Saturday, 31 January 2009

Polly Scattergood - New Waves @ Breaking More Waves

Whilst publishing our One's To Watch list for 2009 last December, there were a number of artists that we considered for the ten in the list but eventually discarded. This month we have blogged our way through those that missed out, under the title of New Waves @ Breaking More Waves. Polly Scattergood is our final artist who crept around the edges of the list, but was always more likely to be found hiding in a shadowy corner.

Polly Scattergood makes music that is experimental and emotional, sung with feminine charm and a super vulnerability that belies a dark undercurrent. With an album due for release in March, this Brit school graduate has been described as “The Kate Bush of the 21st century,” and there are certainly elements of Bush in her slightly leftfield style.

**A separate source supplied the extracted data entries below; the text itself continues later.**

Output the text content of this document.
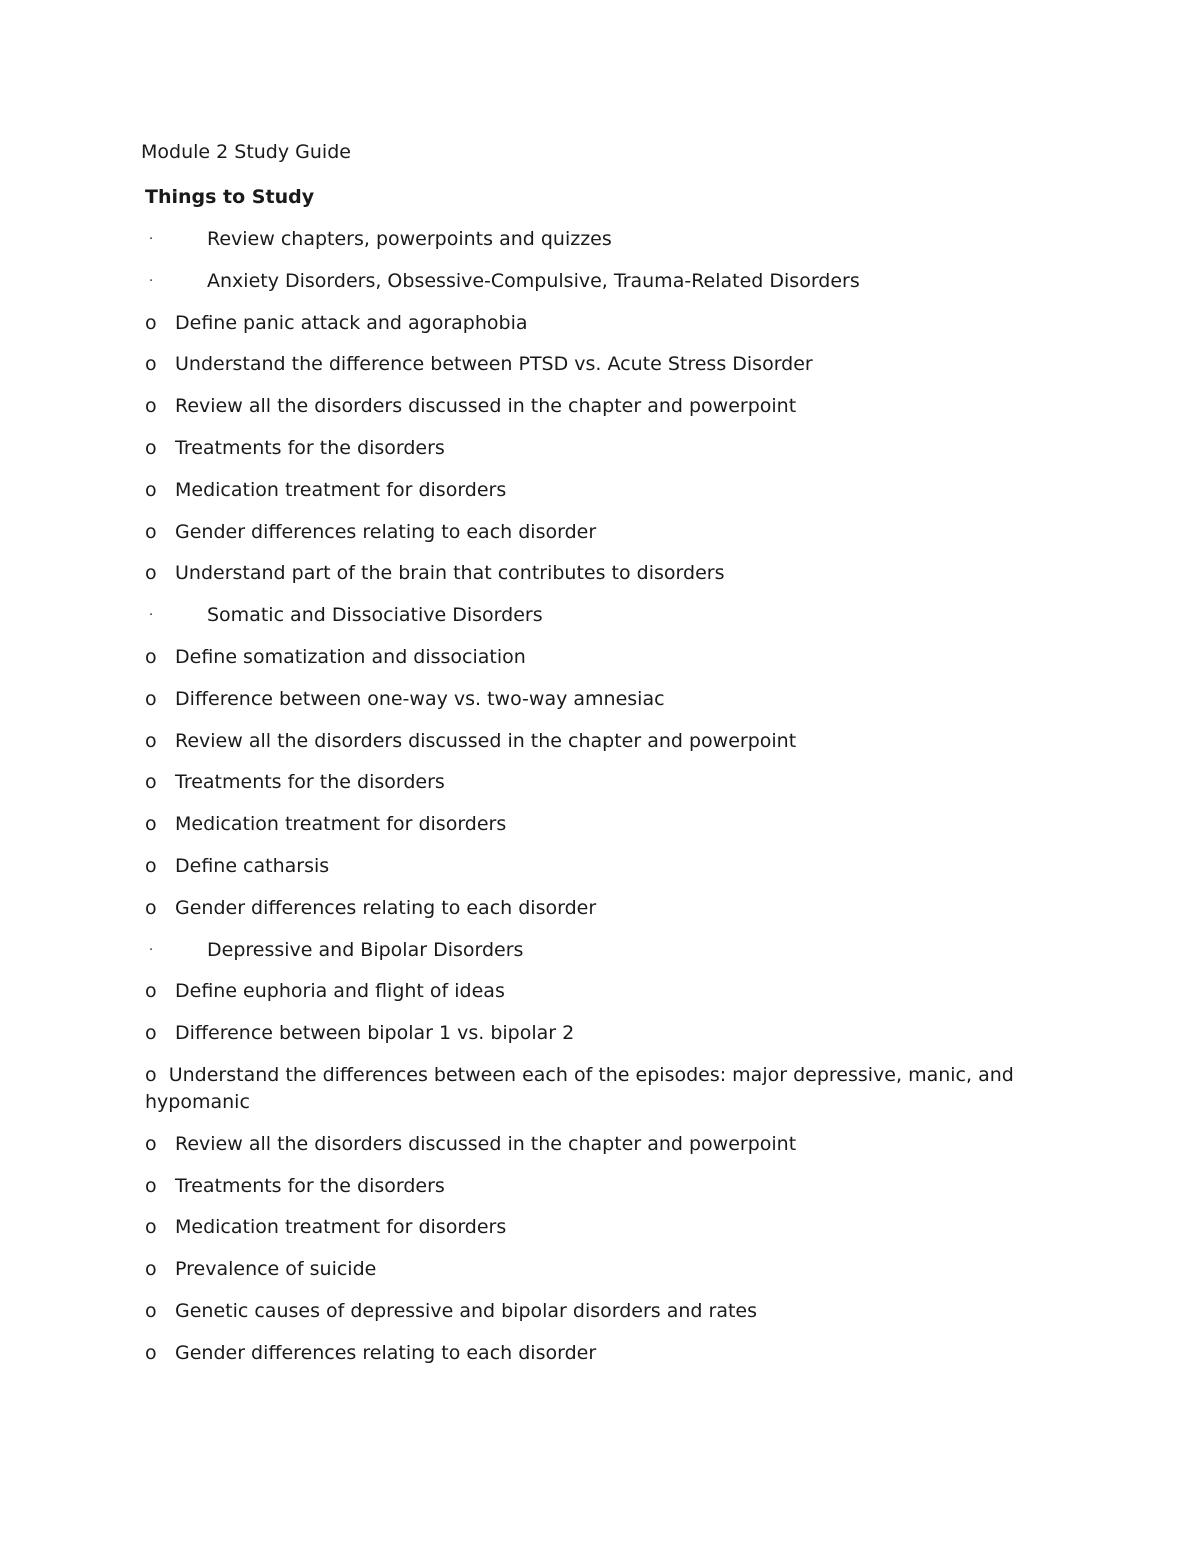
Module 2 Study Guide
Things to Study
·	Review chapters, powerpoints and quizzes
·	Anxiety Disorders, Obsessive-Compulsive, Trauma-Related Disorders
o Define panic attack and agoraphobia
o Understand the difference between PTSD vs. Acute Stress Disorder
o Review all the disorders discussed in the chapter and powerpoint
o Treatments for the disorders
o Medication treatment for disorders
o Gender differences relating to each disorder
o Understand part of the brain that contributes to disorders
·	Somatic and Dissociative Disorders
o Define somatization and dissociation
o Difference between one-way vs. two-way amnesiac
o Review all the disorders discussed in the chapter and powerpoint
o Treatments for the disorders
o Medication treatment for disorders
o Define catharsis
o Gender differences relating to each disorder
·	Depressive and Bipolar Disorders
o Define euphoria and flight of ideas
o Difference between bipolar 1 vs. bipolar 2
o Understand the differences between each of the episodes: major depressive, manic, and hypomanic
o Review all the disorders discussed in the chapter and powerpoint
o Treatments for the disorders
o Medication treatment for disorders
o Prevalence of suicide
o Genetic causes of depressive and bipolar disorders and rates
o Gender differences relating to each disorder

Her atmospheric angst music is a mix of piano, electronica, pattering beats and guitar that hosts some rather troubled lyrics. On Nitrogen Pink Polly sings “And all the education daddy, it never paid, because the fat man took my innocence away.” Then on the ghostly I Hate The Way she comes across like a young Beth Gibbons whispering “Well you can take what you want cos I’ve got nothing, pass me some pills, and I will go to bed, but however much I toss and turn I feel a dark place up ahead,” before singing with the air of dark madness “Doo doo doo doo doo doo doo doo - my doctor said I’ve got to sing a happy tune.” These sombre unsettling reflections on life show a deep confessional tone that disturbs, yet draws you further in. If these songs are autobiographical, she’s a psychiatrists wet dream.

Haunting and slightly disturbing, Polly Scattergood is unlikely to be featuring on any commercial radio stations in the near future, but she is all the better for it.